Remembering Rebecca: Family showed spiritual strength, peace in cancer battle
On May 7, Rebecca would have celebrated her 21st birthday.
Her parents, Barry and Tonda Stafford, have been dear friends since before Rebecca and her older sister, Lauren, were born. In fact, we have been friends of Barry’s since he began practicing law, before he met Tonda. The Staffords are devout Christians, and they serve faithfully in the Memorial Road Church of Christ in Oklahoma City. Loving, caring for and educating their daughters have been their principal concerns. In 2001, Tonda Stafford joined the staff of The Christian Chronicle as administrative assistant.
Rebecca had much energy as a child. She was sweet and a little feisty. She and her parents tackled every obstacle she faced. She loved vacationing with her family, tagging along with her older sister and swimming. She grew into a secure young woman who loved being with friends, sharing activities with her youth group and planning ways to serve others.
In January of her junior year of high school, she fainted and was ill. After undergoing batteries of tests, she was diagnosed with Ewing sarcoma, an insidious cancer that attacks bone and organ tissue. She began chemotherapy and other treatments for the cancer. Her strong, optimistic determination never failed.
In the summer of 2009, Rebecca had surgery to remove four ribs and the cancerous tissue. The waiting area was filled with family and friends from church. Knowing the procedure Rebecca was undergoing, Barry and Tonda showed their strength, faith, courage and determination to help their daughter through the pain and suffering. The Staffords’ faith made me see how heroic they are, and during the following months, they communicated only their trust in God.

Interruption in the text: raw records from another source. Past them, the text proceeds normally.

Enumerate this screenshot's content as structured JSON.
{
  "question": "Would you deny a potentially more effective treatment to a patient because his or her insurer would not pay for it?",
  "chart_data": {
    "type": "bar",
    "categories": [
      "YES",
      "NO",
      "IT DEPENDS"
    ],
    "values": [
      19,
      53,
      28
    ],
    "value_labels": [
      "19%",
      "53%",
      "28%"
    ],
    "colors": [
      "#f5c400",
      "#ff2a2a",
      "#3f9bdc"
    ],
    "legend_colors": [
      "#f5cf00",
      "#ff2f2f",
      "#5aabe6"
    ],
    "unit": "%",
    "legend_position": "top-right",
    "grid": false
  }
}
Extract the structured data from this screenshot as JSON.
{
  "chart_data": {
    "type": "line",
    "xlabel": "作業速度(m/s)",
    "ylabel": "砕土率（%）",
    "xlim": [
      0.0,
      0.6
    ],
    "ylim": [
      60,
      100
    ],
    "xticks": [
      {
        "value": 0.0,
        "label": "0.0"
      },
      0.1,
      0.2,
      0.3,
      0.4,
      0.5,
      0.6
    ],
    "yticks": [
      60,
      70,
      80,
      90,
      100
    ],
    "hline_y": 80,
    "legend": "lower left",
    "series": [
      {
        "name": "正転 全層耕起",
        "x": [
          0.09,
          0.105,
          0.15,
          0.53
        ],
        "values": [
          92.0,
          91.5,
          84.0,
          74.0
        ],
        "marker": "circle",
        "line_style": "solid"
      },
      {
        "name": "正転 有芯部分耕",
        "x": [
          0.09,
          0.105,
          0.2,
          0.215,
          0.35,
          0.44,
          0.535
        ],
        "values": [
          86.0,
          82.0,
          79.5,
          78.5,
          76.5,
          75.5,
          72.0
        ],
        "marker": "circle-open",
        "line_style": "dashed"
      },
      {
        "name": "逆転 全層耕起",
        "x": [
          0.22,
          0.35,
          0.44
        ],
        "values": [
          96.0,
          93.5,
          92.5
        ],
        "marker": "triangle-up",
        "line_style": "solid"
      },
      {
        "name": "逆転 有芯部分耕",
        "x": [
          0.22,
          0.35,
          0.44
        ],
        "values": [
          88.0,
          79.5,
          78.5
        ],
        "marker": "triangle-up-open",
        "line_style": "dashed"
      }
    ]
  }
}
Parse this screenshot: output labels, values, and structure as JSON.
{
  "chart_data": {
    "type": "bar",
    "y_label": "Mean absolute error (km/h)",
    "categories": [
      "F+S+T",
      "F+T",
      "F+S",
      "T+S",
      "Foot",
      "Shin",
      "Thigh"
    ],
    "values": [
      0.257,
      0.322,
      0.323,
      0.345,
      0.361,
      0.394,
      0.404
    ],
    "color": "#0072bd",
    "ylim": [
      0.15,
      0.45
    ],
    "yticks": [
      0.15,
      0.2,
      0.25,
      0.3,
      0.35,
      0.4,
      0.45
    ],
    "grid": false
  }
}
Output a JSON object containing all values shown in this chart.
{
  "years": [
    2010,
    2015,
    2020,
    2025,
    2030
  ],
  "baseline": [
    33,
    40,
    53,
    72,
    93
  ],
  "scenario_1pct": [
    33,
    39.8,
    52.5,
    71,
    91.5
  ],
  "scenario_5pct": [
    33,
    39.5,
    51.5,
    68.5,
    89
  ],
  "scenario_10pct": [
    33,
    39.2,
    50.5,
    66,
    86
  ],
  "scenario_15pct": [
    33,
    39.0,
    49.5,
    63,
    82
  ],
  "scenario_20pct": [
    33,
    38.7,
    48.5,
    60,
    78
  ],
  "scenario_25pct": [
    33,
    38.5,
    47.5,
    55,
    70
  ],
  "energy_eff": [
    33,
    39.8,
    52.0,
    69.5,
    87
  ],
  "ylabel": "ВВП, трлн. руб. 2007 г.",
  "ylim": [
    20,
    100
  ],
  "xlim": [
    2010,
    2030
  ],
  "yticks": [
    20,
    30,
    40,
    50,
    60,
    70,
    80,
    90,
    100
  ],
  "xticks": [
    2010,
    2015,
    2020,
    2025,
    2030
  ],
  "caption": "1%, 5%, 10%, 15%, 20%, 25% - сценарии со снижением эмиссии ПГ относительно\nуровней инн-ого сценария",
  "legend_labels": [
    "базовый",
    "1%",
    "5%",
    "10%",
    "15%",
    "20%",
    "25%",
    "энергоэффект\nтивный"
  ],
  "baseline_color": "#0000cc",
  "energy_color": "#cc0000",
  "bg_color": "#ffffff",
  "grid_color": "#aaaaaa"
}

Rebecca returned to high school to graduate with her friends. During her treatments, she had decided that she wanted God to use her life to help others. Students at her high school were known for working hard to raise money for important causes. They had decided to collect money for cancer research as their project for 2009-2010.

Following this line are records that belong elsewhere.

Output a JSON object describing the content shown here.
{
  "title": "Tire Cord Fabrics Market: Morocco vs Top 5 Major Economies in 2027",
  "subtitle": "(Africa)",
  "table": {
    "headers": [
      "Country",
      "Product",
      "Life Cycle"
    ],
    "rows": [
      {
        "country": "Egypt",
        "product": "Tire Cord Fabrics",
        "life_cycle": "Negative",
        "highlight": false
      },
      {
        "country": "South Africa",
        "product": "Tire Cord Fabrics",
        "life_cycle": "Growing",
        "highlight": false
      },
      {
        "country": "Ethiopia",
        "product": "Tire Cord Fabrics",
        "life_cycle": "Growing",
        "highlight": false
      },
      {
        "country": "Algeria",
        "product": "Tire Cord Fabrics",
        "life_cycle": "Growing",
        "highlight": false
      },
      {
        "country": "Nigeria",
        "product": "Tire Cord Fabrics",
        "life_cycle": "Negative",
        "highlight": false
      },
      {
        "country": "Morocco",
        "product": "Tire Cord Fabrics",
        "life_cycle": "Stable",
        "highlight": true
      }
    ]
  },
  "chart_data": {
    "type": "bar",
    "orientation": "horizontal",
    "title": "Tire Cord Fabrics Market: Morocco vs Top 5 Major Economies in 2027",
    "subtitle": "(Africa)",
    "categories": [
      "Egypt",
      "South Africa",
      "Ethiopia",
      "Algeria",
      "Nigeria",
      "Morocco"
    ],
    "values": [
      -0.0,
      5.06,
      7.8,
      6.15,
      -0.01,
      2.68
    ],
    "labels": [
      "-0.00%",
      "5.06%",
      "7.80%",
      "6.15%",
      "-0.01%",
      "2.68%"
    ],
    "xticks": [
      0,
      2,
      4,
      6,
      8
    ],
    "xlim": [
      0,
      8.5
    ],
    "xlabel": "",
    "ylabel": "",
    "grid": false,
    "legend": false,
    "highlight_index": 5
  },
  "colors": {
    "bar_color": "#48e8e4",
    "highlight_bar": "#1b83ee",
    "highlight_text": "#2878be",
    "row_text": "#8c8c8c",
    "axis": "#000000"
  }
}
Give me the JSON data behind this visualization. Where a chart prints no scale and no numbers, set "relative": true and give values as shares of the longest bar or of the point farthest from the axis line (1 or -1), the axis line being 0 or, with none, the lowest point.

At the assembly to launch the drive, Rebecca, a shy and somewhat timid person, spoke to 1,500-plus students, rallying their full support for the project. The students raised a record-breaking $527,000 for the Jimmy Everest Center for Cancer and Blood Disorders in Children at OU Medical Center.
In May 2010, Rebecca graduated from high school, determined to go to college and possibly become a physical therapist. Despite moving in and out of remission, having countless infections, chemotherapy and radiation, she completed her freshman year at Oklahoma Christian University, living in the dormitory. She had one class near my office, and I would often see her going or coming. She always managed a smile and a quiet greeting. If I asked how she was doing, the answer was always “Fine.”
She planned to return for her sophomore year, but she decided she would have to find online courses. Her health troubles continued, but she was at church if she was not in the hospital. Her friends continued to rally around her. She and Victoria Wilguess, another teen at our church with health issues, spent a lot of time together, talking about their futures and worrying about their parents.
A few months ago, new tests showed numerous small tumors, too many to deal with. The Staffords faced the inevitable with grace and courage.
Rebecca, Tonda, Barry and Lauren are my heroes. I have seen God giving them physical, spiritual and emotional strength to support each other.
In her last year Rebecca kept warm with a blanket inscribed with Psalms 73:26: “My strength may fail, and my spirit may grow weak, But God remains the strength of my heart; He is mine forever.”Peace at last.